Anything that is Turing Complete is going to exhibit at least some degree of what I call "Turing Chaos", which is the sort of chaos you have in trying to understand what a given Turing Complete system is going to do in light of the fact that a Turing Complete system is going to include some equivalent of "if (something) { run this program } else { run that program }", which means that there is inevitably going to be uncertainty amplification in any attempt to understand a program. By "uncertainty amplification" I mean exactly what anyone who has every tried to understand a code base has been through; you can tell that your uncertainty about what the "something" value is gets amplified into the question of which entire program is being run, and that can iterate for quite a while. It's very chaotic.

However, for all that, and despite the famous way in which changing a single bit of a program may completely change how it operates, in practice with real human programs changing a single random bit is statistically most likely to have no user-visible impact. We spend a lot of time constraining our system's chaos. We have to. We can't work with systems in which literally every bit change completely changes the program.

However, CAs tend to work that way. A single bit flip will spread out at the relevant "speed of light" and change everything.

As a result, while they may be some of the simplest Turing Complete things, they are humanly useless. They are not useful for modeling processes; you have to be too precise with the initial states, and the thing you are modeling has to be too precise in its usage of the CA rules. They are not useful for engineering, which is precisely why we don't use them.

Or, to put it in a nutshell, while A New Kind Of Science is full of pretty pictures and legitimately interesting ideas... it's also in essence, comprehensively wrong. Not a "not even wrong"; it rises to the level of "real" wrongness. But it's comprehensively, from top to bottom, wrong about practical utility or any future practical utility.

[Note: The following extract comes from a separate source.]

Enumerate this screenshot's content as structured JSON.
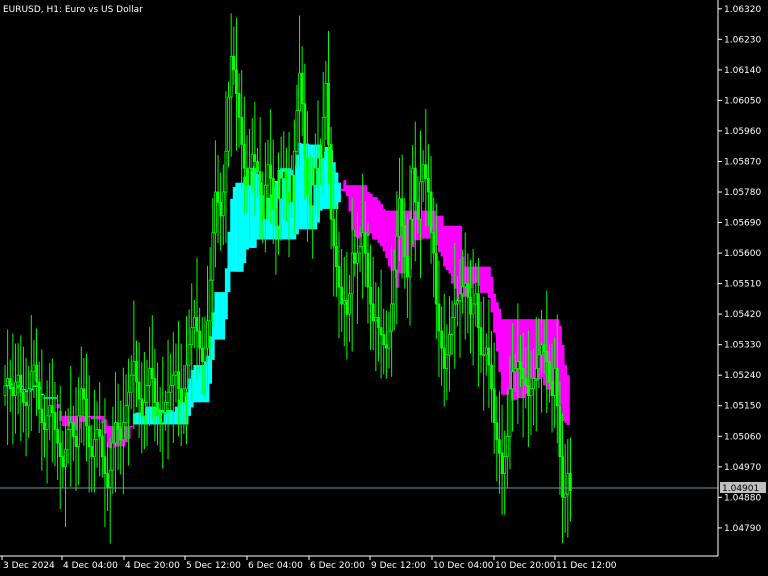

(You can sit down and try to strip this characteristic from a sufficiently well-designed CA, but getting the precise balance of just the right amount of chaos is going to be difficult, and getting it to be also somehow useful afterwards raising the bar even higher. In the meantime, I've got von Neumann machines right here for people who want to do real work and the lambda calculus for people who want to work directly in mathematical abstractions without going insane, so... why?)

1 comments

> A New Kind Of Science is full of pretty pictures and legitimately interesting ideas... it's also in essence, comprehensively wrong. Not a "not even wrong"; it rises to the level of "real" wrongness. But it's comprehensively, from top to bottom, wrong about practical utility or any future practical utility.

Yeah, after 20 some years, that's has to be the answer. At its basic level I think it just exploited the idea that people, including me, like to see interesting or complicated patterns, especially arising out of simple iterative rules like https://en.wikipedia.org/wiki/Rule_30 or https://en.wikipedia.org/wiki/Rule_110.

Of course, I can see how snail pattern or other natural patterns might be generated by a similar process but it's nowhere near revolutionizing any science like the title was claiming.

But Wolfram being Wolfram doesn't give up. There is the https://www.wolframinstitute.org and there is some activity there. I periodically drop by to see what's happening.

> They are not useful for engineering, which is precisely why we don't use them.

Exactly, we'd think by now they'd be some AI super-chip or something tangible based on of the cellular automata thing discovered by Wolfram.